Nice, thank you for the fast response! 😊
I'll try to sit down in the following days and help with that
@carltongibson here is my analysis:
The original #367, which caused this issue, made so Local would be started with a ContextVar, had an issue of modifying the dict in place instead of making a copy of it and modifying the copy.
#478 fixed the issue by converting the ContextVar to a dict that maps each attribute to a different ContextVar, effectively preventing the original issue, as even if the same dict is modified in place, the underlying keys would each be a different ContextVar, each one with its current value in the context.
This could have been fixed by copying the dict, which I see was a discussion in the original issue, that was discarded due to memory concerns. That ship has sailed already, but I don't think copying the dict would be a problem, as keys would still point to the original values.

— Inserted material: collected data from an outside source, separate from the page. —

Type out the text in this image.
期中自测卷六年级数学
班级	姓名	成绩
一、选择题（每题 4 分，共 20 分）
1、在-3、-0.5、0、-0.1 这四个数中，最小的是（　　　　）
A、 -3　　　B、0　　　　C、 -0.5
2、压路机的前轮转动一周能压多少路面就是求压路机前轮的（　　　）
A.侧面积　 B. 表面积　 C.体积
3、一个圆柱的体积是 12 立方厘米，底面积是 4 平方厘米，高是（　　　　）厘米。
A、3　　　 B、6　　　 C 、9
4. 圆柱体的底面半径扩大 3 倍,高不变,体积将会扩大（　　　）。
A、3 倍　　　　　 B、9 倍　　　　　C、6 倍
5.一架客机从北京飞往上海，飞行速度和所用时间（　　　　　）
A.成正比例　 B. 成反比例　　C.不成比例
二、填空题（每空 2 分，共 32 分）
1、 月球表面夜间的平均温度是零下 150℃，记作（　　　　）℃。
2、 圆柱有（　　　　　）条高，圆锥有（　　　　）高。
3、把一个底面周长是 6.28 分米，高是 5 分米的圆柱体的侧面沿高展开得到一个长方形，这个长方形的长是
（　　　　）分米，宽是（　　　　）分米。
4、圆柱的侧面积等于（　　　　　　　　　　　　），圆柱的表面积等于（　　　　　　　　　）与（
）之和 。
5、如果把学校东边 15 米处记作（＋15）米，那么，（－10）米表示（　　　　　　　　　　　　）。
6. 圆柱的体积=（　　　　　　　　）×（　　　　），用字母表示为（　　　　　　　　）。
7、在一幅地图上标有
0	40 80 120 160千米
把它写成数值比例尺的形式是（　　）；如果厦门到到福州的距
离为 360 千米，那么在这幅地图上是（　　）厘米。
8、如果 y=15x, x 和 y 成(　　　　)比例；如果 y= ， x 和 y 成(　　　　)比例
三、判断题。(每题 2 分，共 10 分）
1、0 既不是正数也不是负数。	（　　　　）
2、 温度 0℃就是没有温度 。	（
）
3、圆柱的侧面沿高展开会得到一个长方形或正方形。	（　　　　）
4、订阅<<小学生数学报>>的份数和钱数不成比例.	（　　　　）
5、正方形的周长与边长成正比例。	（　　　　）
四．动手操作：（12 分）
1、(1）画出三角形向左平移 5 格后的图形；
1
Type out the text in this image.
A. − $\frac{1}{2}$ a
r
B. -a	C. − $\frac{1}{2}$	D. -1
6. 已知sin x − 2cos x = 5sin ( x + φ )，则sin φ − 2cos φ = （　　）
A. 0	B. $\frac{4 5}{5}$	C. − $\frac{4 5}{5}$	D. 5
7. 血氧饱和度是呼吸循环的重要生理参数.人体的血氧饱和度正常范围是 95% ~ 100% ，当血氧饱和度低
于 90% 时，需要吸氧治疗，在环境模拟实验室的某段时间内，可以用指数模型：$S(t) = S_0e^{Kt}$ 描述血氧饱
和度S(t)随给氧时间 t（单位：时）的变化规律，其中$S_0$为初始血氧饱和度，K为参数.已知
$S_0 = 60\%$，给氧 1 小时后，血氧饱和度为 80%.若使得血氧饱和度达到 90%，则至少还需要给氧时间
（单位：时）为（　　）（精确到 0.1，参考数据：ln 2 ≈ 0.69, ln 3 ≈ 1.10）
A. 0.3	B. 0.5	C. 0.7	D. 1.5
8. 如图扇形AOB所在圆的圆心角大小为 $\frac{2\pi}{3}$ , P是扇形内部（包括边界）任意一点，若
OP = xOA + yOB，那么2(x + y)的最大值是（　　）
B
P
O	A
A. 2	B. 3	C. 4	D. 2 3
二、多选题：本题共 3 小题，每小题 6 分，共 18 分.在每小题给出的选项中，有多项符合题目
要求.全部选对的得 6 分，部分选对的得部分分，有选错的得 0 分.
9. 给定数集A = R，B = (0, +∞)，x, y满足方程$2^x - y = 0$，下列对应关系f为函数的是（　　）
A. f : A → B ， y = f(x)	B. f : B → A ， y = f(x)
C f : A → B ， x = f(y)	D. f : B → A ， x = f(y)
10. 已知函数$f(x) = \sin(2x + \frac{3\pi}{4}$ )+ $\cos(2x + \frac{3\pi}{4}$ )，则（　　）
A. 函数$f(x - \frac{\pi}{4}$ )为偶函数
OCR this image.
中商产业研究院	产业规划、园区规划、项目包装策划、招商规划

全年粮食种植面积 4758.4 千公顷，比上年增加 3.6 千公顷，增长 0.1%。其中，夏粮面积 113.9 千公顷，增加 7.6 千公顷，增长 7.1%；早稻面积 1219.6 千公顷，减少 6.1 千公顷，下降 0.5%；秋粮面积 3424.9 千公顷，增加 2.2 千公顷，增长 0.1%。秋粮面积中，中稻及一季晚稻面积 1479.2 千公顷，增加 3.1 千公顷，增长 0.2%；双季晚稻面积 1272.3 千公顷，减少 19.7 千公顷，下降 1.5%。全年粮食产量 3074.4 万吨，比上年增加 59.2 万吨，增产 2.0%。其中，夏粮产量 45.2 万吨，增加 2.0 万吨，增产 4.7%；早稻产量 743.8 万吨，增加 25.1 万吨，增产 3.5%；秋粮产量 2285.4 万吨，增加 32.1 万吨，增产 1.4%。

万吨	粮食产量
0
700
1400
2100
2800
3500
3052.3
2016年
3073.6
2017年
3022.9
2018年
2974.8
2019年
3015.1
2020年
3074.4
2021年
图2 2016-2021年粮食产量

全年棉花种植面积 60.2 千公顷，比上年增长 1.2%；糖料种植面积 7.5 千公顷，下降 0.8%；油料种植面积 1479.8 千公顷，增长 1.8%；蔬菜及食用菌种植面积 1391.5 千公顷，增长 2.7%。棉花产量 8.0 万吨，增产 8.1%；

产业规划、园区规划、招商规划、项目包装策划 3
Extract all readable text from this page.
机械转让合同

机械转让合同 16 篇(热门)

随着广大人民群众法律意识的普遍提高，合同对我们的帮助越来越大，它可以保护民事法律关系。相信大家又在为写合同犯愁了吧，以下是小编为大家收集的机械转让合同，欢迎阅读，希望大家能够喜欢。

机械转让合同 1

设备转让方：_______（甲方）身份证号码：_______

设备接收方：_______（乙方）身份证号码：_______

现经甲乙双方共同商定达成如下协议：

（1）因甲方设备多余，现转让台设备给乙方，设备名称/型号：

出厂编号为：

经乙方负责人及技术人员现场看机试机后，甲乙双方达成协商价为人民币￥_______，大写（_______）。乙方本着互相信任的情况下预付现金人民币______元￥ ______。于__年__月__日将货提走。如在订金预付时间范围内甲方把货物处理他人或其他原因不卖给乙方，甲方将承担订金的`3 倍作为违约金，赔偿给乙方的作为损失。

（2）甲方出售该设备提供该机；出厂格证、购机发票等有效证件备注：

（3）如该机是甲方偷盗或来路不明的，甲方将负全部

Would be different for a deep copy, though, but a shallow copy would be fine (maybe we can revisit this?)
Now, why did the fix cause the CurrentThreadExecutor already quit or is broken and deadlocks?
The issues happen when scheduling tasks to run in the loop, and those will run after the executor where it got scheduled was already _broken.
I was running the tests from #478 with storage_object = self._data.get({}).copy() (which is the one-line change to achieve the same as the PR itself) and the original line inside __setattr__, and this is what happens:
-
When the context for the nested execution was not isolated (i.e.
Localwas modifying the original dict in place), when that scheduled task runs, theAsyncToSync.executors.currentgot set to the previous executer in the previous context, but due to the non-isolation issue also affected its context, and because of that it could run in the currently running context instead of the nested one that is_broken. -
When the context for the nested execution is isolated (with
.copy()or #478 fix), the scheduled tasks in the loop will still see that executer as the current one, but it is already_broken, and thus theCurrentThreadExecutor already quit or is brokenerror happens.
In short, the issue that caused the non-isolation of the contexts ended up allowing scheduled tasks to properly find the current running executor to run in.
#494 fixes the issue after the fix to isolation by making the scheduled tasks find the closest running executor in the stack, which is basically what the original code that had isolation issues was doing "by mistake", but it is the correct approach.
So, it seems to me that by merging #494 we will fix the issues that #478 introduced, while still keeping the isolation fix from #478. I've also ran some tests with it and it indeed seems fine!
ps. while reading the code, I noticed a typing workaround I added 2 years ago, which is no longer required. I've opened #516 to fix it :)
@bellini666 Great. Thanks. That's very helpful. Let me follow through it, and we'll see if we can move forward. 🎁
OK, I'm going to close this. It's resolved by #478, problems from which should be resolved in #494 , which will be in the next release shortly. Thanks all!
@bellini666 Just to cycle back to this:
This could have been fixed by copying the dict, which I see was a discussion in the original issue, that was discarded due to memory concerns. That ship has sailed already, but I don't think copying the dict would be a problem, as keys would still point to the original values. Would be different for a deep copy, though, but a shallow copy would be fine (maybe we can revisit this?)
Yes, happy to review an assessment there. Thanks.